Are you in need of cash today, tomorrow or next month? Can you reinvest dividends and interest payments?
Do you let your emotions take over when investments don’t perform to expectations? Do you ignore your investments until the news is truly, unbearably bad, then take action?
Can you sell an investment in a timely fashion and reinvest the cash in other investments that have declined in value? Can you in fact sell high and buy low, over and over, in a disciplined way?
All of these factors will drive the outcomes of a stock or a bond investment. A stock investment that is reinvested after it pays its dividend can, over the long-term, easily outpace bonds.
But that investment is likely to rise and fall in market value over the intervening years. It takes guts to buy more when it falls in value, and to sell off a portion when it is higher than its long-term average.
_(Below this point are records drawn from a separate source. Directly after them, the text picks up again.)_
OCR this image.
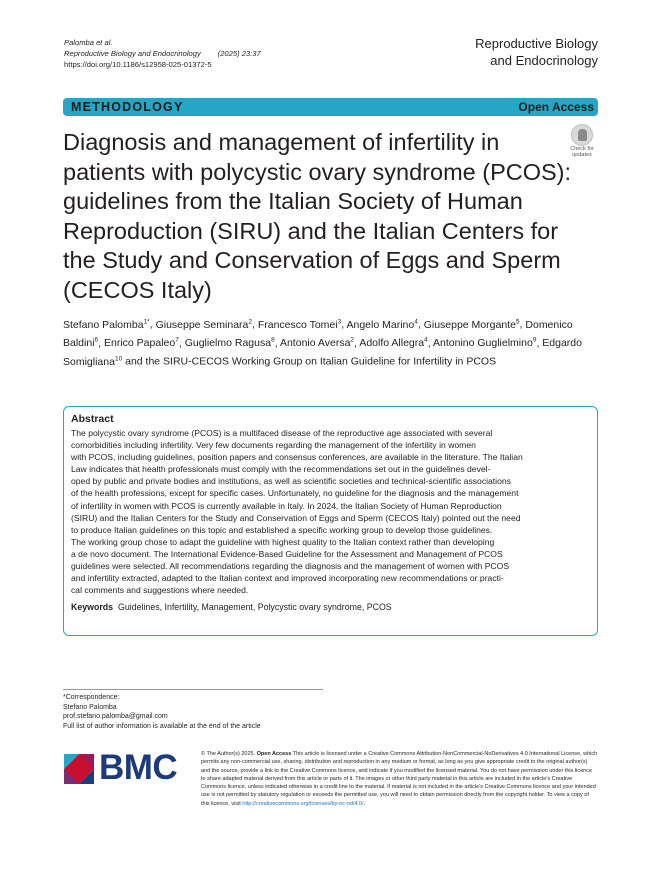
Palomba et al.
Reproductive Biology and Endocrinology (2025) 23:37
https://doi.org/10.1186/s12958-025-01372-5
Reproductive Biology
and Endocrinology
METHODOLOGY	Open Access
Check for
updates
Diagnosis and management of infertility in patients with polycystic ovary syndrome (PCOS): guidelines from the Italian Society of Human Reproduction (SIRU) and the Italian Centers for the Study and Conservation of Eggs and Sperm (CECOS Italy)
Stefano Palomba$^{1*}$, Giuseppe Seminara$^2$, Francesco Tomei$^3$, Angelo Marino$^4$, Giuseppe Morgante$^5$, Domenico Baldini$^6$, Enrico Papaleo$^7$, Guglielmo Ragusa$^8$, Antonio Aversa$^2$, Adolfo Allegra$^4$, Antonino Guglielmino$^9$, Edgardo Somigliana$^{10}$ and the SIRU-CECOS Working Group on Italian Guideline for Infertility in PCOS
Abstract
The polycystic ovary syndrome (PCOS) is a multifaced disease of the reproductive age associated with several
comorbidities including infertility. Very few documents regarding the management of the infertility in women
with PCOS, including guidelines, position papers and consensus conferences, are available in the literature. The Italian
Law indicates that health professionals must comply with the recommendations set out in the guidelines devel-
oped by public and private bodies and institutions, as well as scientific societies and technical-scientific associations
of the health professions, except for specific cases. Unfortunately, no guideline for the diagnosis and the management
of infertility in women with PCOS is currently available in Italy. In 2024, the Italian Society of Human Reproduction
(SIRU) and the Italian Centers for the Study and Conservation of Eggs and Sperm (CECOS Italy) pointed out the need
to produce Italian guidelines on this topic and established a specific working group to develop those guidelines.
The working group chose to adapt the guideline with highest quality to the Italian context rather than developing
a de novo document. The International Evidence-Based Guideline for the Assessment and Management of PCOS
guidelines were selected. All recommendations regarding the diagnosis and the management of women with PCOS
and infertility extracted, adapted to the Italian context and improved incorporating new recommendations or practi-
cal comments and suggestions where needed.
Keywords Guidelines, Infertility, Management, Polycystic ovary syndrome, PCOS
*Correspondence:
Stefano Palomba
prof.stefano.palomba@gmail.com
Full list of author information is available at the end of the article
BMC	© The Author(s) 2025. Open Access This article is licensed under a Creative Commons Attribution-NonCommercial-NoDerivatives 4.0 International License, which permits any non-commercial use, sharing, distribution and reproduction in any medium or format, as long as you give appropriate credit to the original author(s) and the source, provide a link to the Creative Commons licence, and indicate if you modified the licensed material. You do not have permission under this licence to share adapted material derived from this article or parts of it. The images or other third party material in this article are included in the article's Creative Commons licence, unless indicated otherwise in a credit line to the material. If material is not included in the article's Creative Commons licence and your intended use is not permitted by statutory regulation or exceeds the permitted use, you will need to obtain permission directly from the copyright holder. To view a copy of this licence, visit http://creativecommons.org/licenses/by-nc-nd/4.0/.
Bonds will be less volatile, but they are not risk-free. Interest rates have been rising steadily for decades, driving up bond prices. It has been remarkably easy to be a long-term bond holder.
That could change. A sharp change in the interest rate will make it harder to justify holding a long bond that pays less, perhaps even less than inflation. If enough people abandon that particular bond, its value will drop.
A portfolio approach allows retirement investors to own stocks, bonds, real estate and foreign equities and debt. Rebalancing forces the discipline of selling high and buying low.
It also depersonalizes the process, allowing you to feel less personally attached to any given position. Diversification not only reduces single-company risk, it reduces “attachment risk” that comes from owning a small number of companies for many years.
Most importantly, a diversified portfolio allows the long-term retirement investor to get the best possible result with the least amount of risk and stress — no riddles required.